Cavan Biggio is most obviously notable for his parentage. His father, Craig Biggio is in the Baseball Hall of Fame and is the very model of a modern major baseball player. He had positional versatility, he had great plate discipline (and a knack for crowding the plate for getting crazy hit-by-pitch totals) he played good defense when asked to, and had reasonable power and good speed that he made very smart use of. He was really good at every aspect of the game while being Truly Great at none of the super obvious parts to create a whole greater than the sum of his parts. I mention this because Cavan Biggio has some of this mentality. Cavan Biggio has run pretty consistently unimpressive batting averages in his career in both the minors and majors, but in 2019, he was a 24 year old rookie who had the fourth highest walk rate in MLB (minimum 400 PAs). He took some strikeouts looking for this, and probably sacrificed a bit of power, but it bumped his OBP to a genuinely impressive .364, higher than Pete Alonso’s (this isn’t to say Pete Alonso was worse, obviously you take 50 home runs for a slightly worse OBP if you can get 50 home runs). He’s posted roughly average second base defense in his one season, and he’s a threat to steal despite not being particularly fast. Biggio is a recent rookie like the two other core members of the Blue Jays hitter core, but he’s older and shows it with the level of maturity and discipline with how he plays, even if that comes at the cost of the pure athletic talent of Guerrero and Bichette, who we will talk about in future articles.

Also worth noting that this was the Blue Jays debut of Hyun Jin-Ryu, who signed for $80M over 4 years in the offseason. He wasn’t particularly great today after allowing a home run in the fifth, but he had pieces of what makes him good today, he just didn’t quite have the control that he usually does, with a very uncharacteristic 3 walks. Finally, Rafael Dolis was allowed to fester in a high leverage situation despite performing poorly in a way that put me off. The Jays happened to escape the jam, but things could’ve easily gone off the rails there if a hanging slider to Yandy Diaz wasn’t just turned into a fly-out. I expect managers to manage more aggressively in a season where every game is as meaningful as this one, especially for an on-the-bubble (thanks expanded playoffs!) team like the Blue Jays, Charlie Montoyo didn’t perform to that expectation. Not a huge deal for now, but if it turns into a consistent trend it could be worrying.

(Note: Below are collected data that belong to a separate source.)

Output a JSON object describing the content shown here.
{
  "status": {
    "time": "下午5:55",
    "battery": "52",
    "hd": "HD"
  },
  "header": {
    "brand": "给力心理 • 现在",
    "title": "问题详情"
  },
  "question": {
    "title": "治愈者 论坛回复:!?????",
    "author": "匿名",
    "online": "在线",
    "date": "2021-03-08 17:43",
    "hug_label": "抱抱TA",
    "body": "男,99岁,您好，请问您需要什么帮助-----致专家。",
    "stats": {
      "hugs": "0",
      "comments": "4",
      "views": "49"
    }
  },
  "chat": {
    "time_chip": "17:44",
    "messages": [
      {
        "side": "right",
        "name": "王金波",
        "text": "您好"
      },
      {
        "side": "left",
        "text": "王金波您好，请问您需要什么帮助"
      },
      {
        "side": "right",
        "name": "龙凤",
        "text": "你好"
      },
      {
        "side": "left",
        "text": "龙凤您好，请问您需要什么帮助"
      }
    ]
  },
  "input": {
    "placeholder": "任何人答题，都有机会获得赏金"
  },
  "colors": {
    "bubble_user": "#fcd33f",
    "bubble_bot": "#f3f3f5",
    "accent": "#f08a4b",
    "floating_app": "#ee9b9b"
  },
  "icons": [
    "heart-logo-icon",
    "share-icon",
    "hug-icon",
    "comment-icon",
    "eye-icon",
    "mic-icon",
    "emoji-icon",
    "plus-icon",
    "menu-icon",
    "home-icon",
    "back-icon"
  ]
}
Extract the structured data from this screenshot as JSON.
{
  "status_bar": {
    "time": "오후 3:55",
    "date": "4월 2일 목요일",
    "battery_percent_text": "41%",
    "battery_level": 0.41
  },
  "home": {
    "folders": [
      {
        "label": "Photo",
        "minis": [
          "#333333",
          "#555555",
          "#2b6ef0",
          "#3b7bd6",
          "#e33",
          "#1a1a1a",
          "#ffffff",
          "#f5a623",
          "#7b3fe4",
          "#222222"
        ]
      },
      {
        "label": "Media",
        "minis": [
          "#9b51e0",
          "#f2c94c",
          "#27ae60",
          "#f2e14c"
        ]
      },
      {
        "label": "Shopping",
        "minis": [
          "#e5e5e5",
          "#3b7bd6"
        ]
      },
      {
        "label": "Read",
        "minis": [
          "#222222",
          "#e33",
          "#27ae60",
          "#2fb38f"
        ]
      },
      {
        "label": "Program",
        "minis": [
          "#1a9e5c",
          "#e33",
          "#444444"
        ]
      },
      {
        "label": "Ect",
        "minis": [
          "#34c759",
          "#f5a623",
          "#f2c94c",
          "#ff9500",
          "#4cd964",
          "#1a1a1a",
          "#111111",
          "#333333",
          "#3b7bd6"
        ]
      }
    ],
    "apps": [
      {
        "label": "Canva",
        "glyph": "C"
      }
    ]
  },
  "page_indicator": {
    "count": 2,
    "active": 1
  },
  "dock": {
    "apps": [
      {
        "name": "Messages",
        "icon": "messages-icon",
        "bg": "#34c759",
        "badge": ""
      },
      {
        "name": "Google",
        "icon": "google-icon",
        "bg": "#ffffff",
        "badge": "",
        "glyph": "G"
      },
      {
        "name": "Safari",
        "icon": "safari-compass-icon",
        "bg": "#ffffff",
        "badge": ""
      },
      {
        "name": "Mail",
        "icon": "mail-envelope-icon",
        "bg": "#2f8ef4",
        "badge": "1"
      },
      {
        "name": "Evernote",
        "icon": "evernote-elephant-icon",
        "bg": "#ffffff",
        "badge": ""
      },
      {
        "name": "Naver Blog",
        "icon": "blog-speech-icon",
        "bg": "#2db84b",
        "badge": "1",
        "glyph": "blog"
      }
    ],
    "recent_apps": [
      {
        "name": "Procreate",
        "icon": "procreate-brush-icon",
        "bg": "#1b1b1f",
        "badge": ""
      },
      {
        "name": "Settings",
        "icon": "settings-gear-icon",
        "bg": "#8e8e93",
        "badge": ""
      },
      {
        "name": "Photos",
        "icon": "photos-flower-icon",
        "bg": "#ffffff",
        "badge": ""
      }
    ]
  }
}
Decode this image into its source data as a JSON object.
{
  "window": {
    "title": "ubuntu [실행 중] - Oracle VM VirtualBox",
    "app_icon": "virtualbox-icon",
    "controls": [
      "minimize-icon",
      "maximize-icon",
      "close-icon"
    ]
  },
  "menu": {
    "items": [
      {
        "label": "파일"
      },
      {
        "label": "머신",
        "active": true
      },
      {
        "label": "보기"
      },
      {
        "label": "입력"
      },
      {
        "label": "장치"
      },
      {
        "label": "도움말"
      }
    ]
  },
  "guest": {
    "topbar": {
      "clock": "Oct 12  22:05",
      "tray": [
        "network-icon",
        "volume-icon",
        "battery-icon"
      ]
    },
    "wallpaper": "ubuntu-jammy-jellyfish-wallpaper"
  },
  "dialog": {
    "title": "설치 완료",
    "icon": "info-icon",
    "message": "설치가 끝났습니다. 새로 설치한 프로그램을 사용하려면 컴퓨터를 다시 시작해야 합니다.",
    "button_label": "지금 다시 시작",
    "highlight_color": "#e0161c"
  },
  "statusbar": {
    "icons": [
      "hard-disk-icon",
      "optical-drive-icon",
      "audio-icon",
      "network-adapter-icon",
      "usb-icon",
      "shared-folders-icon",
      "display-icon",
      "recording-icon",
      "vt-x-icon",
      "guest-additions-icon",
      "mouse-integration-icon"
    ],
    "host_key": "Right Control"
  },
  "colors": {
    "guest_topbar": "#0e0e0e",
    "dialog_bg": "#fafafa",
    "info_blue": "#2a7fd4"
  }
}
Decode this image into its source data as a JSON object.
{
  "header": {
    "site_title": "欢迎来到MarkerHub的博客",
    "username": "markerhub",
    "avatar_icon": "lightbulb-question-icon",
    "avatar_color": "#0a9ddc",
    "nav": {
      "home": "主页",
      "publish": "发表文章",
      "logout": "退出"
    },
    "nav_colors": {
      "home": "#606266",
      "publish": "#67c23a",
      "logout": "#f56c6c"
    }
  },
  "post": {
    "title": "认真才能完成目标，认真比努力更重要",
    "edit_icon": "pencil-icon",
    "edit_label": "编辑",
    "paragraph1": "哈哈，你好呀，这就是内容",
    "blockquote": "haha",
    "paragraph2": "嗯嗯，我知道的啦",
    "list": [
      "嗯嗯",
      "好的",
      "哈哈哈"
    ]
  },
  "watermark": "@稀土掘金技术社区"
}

See you tomorrow for game 2 against the Rays, Matt Shoemaker gets the start for the Jays after a good start to the season in 2019 was killed by an ACL tear, looking forward to seeing him.

An Attempt At Something

I’ve written a decent bit on this blog about Major League Baseball, most notably with a 10000+ word essay on a specific Max Scherzer season. But my MLB writing hasn’t been about my favorite team at all. Today that changes, despite having written a massive piece on a Nationals player, I am a Blue Jays fan. The Blue Jays will not have access to their home ballpark over this 60 game season, meaning that they’ll be perpetually on the road in some way. Combine that with the shorter season and bizarre expanded postseason format MLB is offering up this year, I want to write about the Blue Jays’ experiences this year game-by-game from an analytical perspective here. I will try to catch at least most of all 60 (and possibly more) games the team plays, and I will try to talk about something interesting from each of them. This might fall flat on its face, but I trust I can push a few hundred words a day if pushed. I’m excited about MLB returning after a few months of trying to ignore it because of how sad its delay was, and I really think this is going to be a useful writing exercise. See you tonight after Game 1 of 60.